February 25-27, the Partnership met in Cedar City, UT to review accomplishments in 2012, look ahead to this year’s work plan, and agree on updates to the group’s 10-year Action Plan. Updated annually and “adaptively,” this plan guides the restoration of the watershed, encompassing issues of water quality and quantity, restoring the river corridor, preserving native species, conducting and applying solid research, and educating people living in the watershed.
They are a collegial and fun group, too, gathering at the end of a long meeting day at Toadz, a Cedar City watering hole, for happy hour and more brainstorming. All together, the Partnership is made up of people representing approximately 30 organizations. Friends Grassroots Network member, Grand Staircase Escalante Partners, is among them. (Partners, not to be confused with the Partnership. uff-da!)
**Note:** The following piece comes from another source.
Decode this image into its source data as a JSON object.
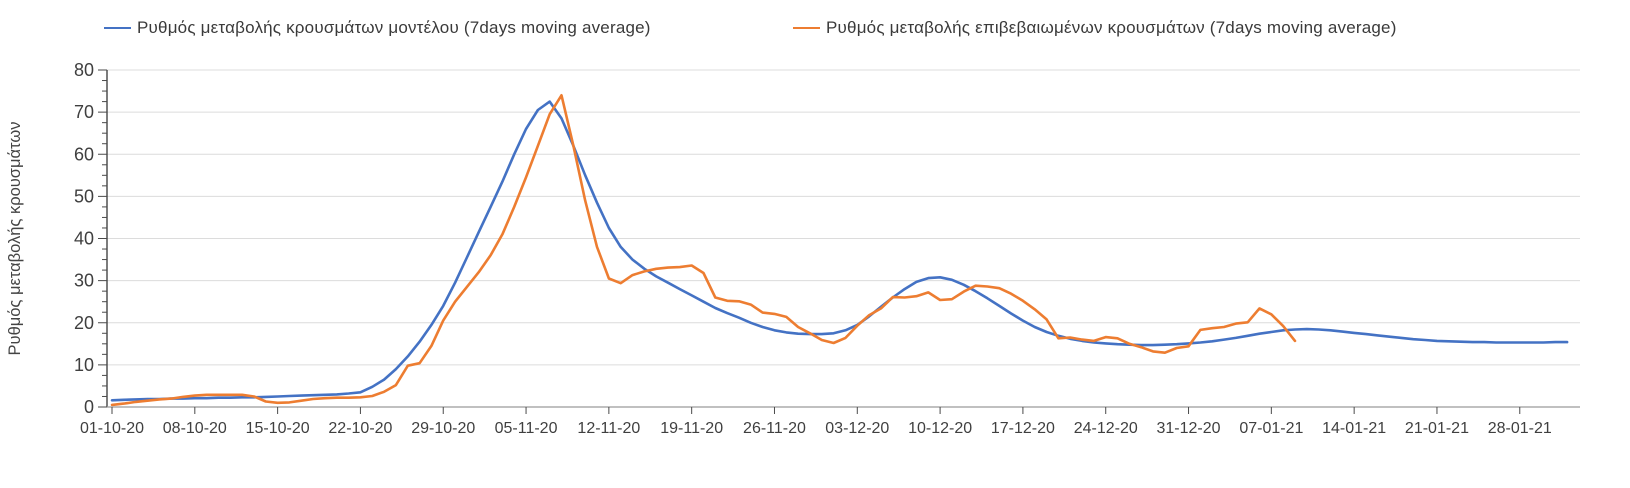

In the coming months, all of the Partnership’s working committees (Coordination, Woody Invasive Control and Restoration, Conservation Targets, and Education and Outreach) will be diving in to their respective work plans and on-the-ground projects. In other words, they’re going to get stuff done. The Outreach and Education Committee, in particular, has a long list of projects to set in motion that will help spread the word—wide and far—about just how successful and beneficial the Partnership has been for the river and for communities that depend on it.